最後に、「エモい」を外国人に英語で簡単に説明するための例文を、レベル別にご紹介します。

初級編

“エモい” is Japanese slang. It means “emotional”. It was selected as the second most important word from the Kotoshi no Shingo 2016, announced by a Japanese publishing company called "Sanseido".

「エモい」は日本語のスラングです。「emotional」を意味します。三省堂という日本の出版社によって発表された2016年の「今年の新語 2016」で二位に選ばれました。

中級編

“エモい” comes from the English word “emotional”. It not only means “emotional”, but also “nostalgic”, or “sentimental”. A lot of young Japanese people use this word everywhere these days, like “This song is ‘エモい’.”
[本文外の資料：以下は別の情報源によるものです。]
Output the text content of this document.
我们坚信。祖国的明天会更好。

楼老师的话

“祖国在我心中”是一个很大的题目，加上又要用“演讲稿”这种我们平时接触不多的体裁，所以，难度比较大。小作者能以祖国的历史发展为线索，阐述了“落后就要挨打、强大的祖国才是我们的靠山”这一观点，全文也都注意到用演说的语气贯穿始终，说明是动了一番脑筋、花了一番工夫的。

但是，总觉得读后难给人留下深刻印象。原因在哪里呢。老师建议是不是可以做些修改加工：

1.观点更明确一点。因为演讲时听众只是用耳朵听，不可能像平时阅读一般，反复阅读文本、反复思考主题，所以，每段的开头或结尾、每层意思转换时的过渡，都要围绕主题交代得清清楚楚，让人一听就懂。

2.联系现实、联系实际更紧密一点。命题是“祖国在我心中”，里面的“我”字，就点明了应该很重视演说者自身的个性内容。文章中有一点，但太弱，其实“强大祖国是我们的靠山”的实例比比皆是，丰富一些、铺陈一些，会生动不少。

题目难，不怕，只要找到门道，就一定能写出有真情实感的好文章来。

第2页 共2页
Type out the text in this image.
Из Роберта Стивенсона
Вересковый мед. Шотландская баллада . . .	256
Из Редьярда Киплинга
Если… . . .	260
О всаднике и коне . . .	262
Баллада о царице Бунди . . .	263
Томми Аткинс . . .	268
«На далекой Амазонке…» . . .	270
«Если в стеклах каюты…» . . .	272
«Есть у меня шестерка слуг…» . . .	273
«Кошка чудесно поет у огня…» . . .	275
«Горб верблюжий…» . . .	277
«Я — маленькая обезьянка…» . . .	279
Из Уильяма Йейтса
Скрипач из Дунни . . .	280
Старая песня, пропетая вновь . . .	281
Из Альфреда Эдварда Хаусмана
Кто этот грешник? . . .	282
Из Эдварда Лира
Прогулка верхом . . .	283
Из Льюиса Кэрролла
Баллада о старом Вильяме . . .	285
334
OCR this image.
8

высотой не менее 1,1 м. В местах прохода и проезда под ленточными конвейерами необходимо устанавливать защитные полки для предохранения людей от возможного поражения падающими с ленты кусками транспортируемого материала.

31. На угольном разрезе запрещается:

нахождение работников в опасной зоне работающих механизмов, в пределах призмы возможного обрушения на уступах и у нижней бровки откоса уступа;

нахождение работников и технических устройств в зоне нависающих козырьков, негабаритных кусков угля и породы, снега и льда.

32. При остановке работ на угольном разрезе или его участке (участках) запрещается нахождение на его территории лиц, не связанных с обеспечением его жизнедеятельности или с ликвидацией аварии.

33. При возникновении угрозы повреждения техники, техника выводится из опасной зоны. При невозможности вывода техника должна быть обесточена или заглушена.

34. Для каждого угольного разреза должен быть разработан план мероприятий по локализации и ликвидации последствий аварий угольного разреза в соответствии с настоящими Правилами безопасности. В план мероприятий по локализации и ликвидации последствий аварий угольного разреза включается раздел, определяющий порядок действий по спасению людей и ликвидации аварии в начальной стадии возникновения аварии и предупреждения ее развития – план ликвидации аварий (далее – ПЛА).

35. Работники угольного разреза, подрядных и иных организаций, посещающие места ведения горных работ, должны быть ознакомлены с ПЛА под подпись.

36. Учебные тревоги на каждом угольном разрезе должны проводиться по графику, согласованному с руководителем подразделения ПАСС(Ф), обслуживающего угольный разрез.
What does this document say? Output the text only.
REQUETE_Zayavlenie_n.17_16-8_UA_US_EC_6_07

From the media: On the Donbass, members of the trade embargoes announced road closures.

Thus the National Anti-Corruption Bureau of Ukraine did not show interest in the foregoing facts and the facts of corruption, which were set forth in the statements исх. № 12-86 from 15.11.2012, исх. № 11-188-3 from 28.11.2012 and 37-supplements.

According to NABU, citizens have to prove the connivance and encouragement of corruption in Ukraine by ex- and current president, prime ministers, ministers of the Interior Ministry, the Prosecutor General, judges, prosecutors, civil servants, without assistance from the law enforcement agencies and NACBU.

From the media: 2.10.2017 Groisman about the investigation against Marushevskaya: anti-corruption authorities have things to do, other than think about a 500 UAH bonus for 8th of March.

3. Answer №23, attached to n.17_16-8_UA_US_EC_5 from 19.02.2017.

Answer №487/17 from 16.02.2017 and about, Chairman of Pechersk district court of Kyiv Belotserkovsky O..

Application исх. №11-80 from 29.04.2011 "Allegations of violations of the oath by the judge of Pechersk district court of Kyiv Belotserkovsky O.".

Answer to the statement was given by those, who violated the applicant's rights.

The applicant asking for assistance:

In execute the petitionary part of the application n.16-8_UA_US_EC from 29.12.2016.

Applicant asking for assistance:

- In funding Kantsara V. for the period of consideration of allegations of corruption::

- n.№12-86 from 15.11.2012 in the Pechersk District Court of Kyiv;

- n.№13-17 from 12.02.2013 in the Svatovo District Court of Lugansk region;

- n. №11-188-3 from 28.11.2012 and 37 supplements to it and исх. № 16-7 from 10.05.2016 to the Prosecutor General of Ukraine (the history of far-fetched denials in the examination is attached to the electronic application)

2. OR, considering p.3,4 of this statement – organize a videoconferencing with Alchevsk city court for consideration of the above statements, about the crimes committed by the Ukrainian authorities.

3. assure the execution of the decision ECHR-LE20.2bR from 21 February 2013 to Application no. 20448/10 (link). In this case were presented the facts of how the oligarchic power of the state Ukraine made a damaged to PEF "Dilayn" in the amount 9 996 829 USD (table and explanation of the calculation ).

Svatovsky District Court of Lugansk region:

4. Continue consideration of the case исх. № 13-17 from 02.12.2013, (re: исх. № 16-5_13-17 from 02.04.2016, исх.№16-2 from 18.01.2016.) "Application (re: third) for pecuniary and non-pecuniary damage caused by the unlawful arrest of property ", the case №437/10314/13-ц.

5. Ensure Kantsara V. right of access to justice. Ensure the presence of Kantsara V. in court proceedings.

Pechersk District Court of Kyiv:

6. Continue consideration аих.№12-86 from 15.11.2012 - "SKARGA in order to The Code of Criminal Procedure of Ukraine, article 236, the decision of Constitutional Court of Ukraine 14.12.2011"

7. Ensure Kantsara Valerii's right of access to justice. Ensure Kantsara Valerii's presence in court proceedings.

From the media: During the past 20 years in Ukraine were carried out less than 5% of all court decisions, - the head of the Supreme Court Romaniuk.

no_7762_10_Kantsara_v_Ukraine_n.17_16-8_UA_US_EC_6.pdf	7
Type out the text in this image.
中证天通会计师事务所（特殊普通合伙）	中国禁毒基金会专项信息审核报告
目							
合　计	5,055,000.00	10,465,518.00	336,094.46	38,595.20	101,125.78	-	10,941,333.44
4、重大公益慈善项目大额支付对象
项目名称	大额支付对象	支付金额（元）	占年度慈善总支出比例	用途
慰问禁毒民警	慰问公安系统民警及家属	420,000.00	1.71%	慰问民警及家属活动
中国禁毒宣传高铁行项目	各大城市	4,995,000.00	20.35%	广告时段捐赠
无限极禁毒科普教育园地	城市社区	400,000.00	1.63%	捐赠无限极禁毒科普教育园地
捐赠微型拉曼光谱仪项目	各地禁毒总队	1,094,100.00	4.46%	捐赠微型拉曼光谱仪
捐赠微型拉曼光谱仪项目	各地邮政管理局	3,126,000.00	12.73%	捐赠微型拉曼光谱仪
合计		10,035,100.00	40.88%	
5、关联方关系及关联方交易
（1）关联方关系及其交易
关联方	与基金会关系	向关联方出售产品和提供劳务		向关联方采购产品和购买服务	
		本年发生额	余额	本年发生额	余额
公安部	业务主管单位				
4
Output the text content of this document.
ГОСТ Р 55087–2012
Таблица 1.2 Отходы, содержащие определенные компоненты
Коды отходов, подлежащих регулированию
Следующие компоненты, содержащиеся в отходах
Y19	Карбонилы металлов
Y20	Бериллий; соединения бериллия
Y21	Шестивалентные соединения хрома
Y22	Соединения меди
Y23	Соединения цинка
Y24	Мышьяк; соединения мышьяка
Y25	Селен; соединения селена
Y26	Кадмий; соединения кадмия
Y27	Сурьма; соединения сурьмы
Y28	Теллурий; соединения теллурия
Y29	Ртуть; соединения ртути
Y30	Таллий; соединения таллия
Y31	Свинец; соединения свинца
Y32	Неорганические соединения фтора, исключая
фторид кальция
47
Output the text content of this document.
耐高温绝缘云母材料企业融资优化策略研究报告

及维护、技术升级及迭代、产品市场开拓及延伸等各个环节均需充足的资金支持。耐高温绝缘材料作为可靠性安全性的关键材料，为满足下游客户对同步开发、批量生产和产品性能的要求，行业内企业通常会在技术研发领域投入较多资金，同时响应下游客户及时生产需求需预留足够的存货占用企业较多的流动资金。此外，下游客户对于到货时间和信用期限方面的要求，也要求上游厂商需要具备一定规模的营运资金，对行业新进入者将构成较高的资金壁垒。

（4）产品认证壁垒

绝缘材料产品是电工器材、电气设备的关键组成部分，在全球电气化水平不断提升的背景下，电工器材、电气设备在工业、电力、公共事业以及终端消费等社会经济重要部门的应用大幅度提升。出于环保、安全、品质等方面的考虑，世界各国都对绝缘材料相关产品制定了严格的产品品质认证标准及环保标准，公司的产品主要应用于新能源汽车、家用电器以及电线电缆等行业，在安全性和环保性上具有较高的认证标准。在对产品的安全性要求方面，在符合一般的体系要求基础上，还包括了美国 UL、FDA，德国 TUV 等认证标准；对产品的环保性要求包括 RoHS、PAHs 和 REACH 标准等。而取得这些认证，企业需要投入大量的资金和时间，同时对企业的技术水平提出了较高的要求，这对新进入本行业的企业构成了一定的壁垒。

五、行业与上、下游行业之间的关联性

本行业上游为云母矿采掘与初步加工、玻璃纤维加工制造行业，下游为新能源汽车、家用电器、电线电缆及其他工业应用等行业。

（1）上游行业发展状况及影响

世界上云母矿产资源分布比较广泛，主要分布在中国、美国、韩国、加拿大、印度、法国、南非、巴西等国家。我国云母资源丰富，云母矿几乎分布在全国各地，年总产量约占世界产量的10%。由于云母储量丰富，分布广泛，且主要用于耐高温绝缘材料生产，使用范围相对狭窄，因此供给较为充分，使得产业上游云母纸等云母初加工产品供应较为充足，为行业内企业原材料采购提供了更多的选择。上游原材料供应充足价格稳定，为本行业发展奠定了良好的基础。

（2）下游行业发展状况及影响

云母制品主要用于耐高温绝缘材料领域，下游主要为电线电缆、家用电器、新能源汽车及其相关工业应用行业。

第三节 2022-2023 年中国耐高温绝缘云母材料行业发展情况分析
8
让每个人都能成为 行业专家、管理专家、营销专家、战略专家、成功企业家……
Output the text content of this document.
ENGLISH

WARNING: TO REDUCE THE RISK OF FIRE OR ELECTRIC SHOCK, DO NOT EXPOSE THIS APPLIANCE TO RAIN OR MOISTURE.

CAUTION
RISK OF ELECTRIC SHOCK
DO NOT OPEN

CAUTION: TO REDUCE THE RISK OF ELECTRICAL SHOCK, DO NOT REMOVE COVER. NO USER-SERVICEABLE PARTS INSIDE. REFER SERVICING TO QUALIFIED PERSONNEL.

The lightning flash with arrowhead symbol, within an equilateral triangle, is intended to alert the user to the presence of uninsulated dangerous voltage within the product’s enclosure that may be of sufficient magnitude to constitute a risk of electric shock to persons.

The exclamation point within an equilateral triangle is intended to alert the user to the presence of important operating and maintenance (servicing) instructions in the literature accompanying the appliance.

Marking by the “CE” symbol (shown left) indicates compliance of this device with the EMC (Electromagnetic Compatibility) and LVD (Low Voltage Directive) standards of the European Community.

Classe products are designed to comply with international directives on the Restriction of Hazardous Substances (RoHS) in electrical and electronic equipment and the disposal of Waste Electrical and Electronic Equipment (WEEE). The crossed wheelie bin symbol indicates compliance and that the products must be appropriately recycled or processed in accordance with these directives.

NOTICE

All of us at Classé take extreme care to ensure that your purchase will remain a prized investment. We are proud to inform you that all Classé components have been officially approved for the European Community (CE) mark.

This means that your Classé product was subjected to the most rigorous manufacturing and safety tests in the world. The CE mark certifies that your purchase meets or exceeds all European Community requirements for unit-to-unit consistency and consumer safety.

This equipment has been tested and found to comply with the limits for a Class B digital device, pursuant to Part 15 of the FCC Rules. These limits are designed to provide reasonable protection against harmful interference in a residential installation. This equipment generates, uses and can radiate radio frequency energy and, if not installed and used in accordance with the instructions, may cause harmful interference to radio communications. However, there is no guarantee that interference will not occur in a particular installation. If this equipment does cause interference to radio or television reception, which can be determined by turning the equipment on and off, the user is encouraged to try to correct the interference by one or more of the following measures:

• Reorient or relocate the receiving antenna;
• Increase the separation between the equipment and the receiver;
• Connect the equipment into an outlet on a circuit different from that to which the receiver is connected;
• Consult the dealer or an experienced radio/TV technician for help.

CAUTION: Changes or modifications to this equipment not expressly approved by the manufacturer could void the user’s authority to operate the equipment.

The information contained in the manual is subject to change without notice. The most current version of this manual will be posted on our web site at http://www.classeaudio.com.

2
「エモい」は英語の「emotional」からきています。「emotional」だけではなく、「nostalgic」、または「sentimental」も意味します。近頃は、「この曲はエモい」のように、多くの日本人の若者がこの言葉をあらゆるところで使っています。

上級編

"エモい" comes from the rock music genre "Emo", which combines traditional hard rock with personal and emotional lyrics. It emerged from the mid-1980's hardcore punk movement in Washington, D.C.

「エモい」は、パーソナル、エモーショナルな歌詞と正統なハードロックが組み合わさった「Emo」という音楽ジャンルからきています。80年代半ばにワシントンDCで起きたハードコアパンクムーブメントから出てきました。

まとめ

今回の記事のまとめです!

・「エモい」とは、感動した瞬間や、悲しい、寂しいという感情の代用で使われる言葉である

・「エモい」は「emotional」からきた言葉である

・「エモい」は英語で「emotional」「emo」「nostalgic」「sad」「sentimental」などである

いかがでしたでしょうか。「エモい」の他にも、様々なスラングが日々生まれています。

SNSなどでよく見かけるネットスラングなども、もともとは英単語のことが多いので、この機会に気になっている言葉を調べてみてはいかがですか?